First, Section 310(g) of the Budget Act prohibits the consideration of any reconciliation legislation, or any amendment to a reconciliation bill, recommending changes to the Social Security program. In the Senate, Section 313 of the Budget Act, commonly referred to as the Byrd rule, prohibits extraneous matter in a budget reconciliation bill. Under the Byrd rule, extraneous matters include, among others, those that would have no direct budgetary effect, increase spending or decrease revenue when a committee is not in compliance with its reconciliation instructions, or increase the deficit (or reduce the surplus) for a fiscal year beyond those covered by the reconciliation legislation.3

In both the House and Senate, amendments to a reconciliation bill must be germane. In addition, Section 310(d) of the Budget Act bars the consideration of any amendment to a reconciliation bill that would increase the deficit. Specifically, an amendment that would increase spending above or reduce revenues below the projected amounts in the bill must be offset by an equivalent amount of spending reductions, revenue increases, or a combination of both.

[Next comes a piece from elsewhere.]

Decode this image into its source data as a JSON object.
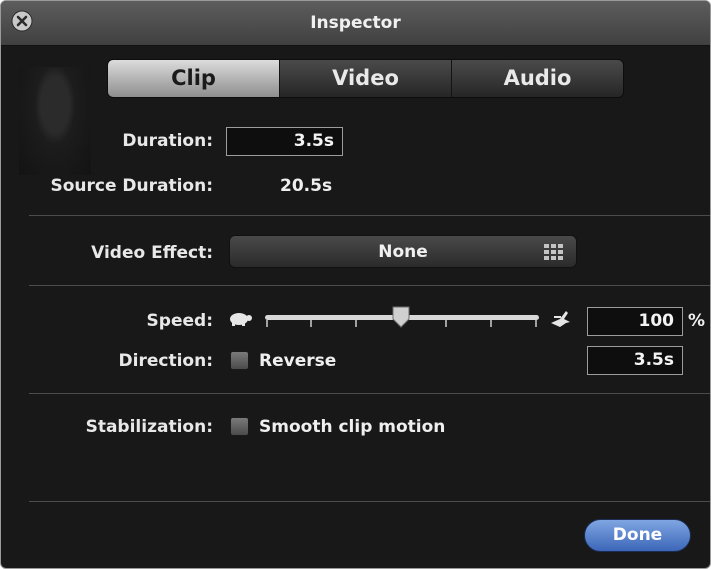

During floor action on reconciliation legislation, the Senate and House follow different procedures and practices. In the Senate, debate on a budget reconciliation bill—and on all amendments, debatable motions, and appeals—is limited to 20 hours. While debate time is limited, consideration of the budget reconciliation bill is not. After all debate time has expired or has been yielded back, Senators may continue to offer amendments and other motions but may not speak about them. The Senate often will consider a substantial number of amendments in this situation.4

The Budget Act does not provide any debate limitations on a reconciliation bill in the House. The House, however, regularly adopts a special rule establishing the time allotted for debate and what amendments will be in order. The House special rule typically has allowed for consideration of only a few major amendments.

Author Contact Information

[author name scrubbed], Analyst on Congress and the Legislative Process ([email address scrubbed], [phone number scrubbed])

Footnotes

1.

For further information on the budget reconciliation process, see CRS Report R44058, The Budget Reconciliation Process: Stages of Consideration; and CRS Report RL33030, The Budget Reconciliation Process: House and Senate Procedures.

2.

For more detailed information on the restrictions applicable to budget reconciliation legislation, see CRS Report R43885, Points of Order Limiting the Contents of Reconciliation Legislation: In Brief.

3.

For further information on the Senate's Byrd rule, see CRS Report RL30862, The Budget Reconciliation Process: The Senate's "Byrd Rule".

4.

For further information on Senate consideration of budget reconciliation legislation, see Congressional Distribution Memorandum, Selected Information on Initial Consideration of Budget Reconciliation Legislation in the Senate (available from the author).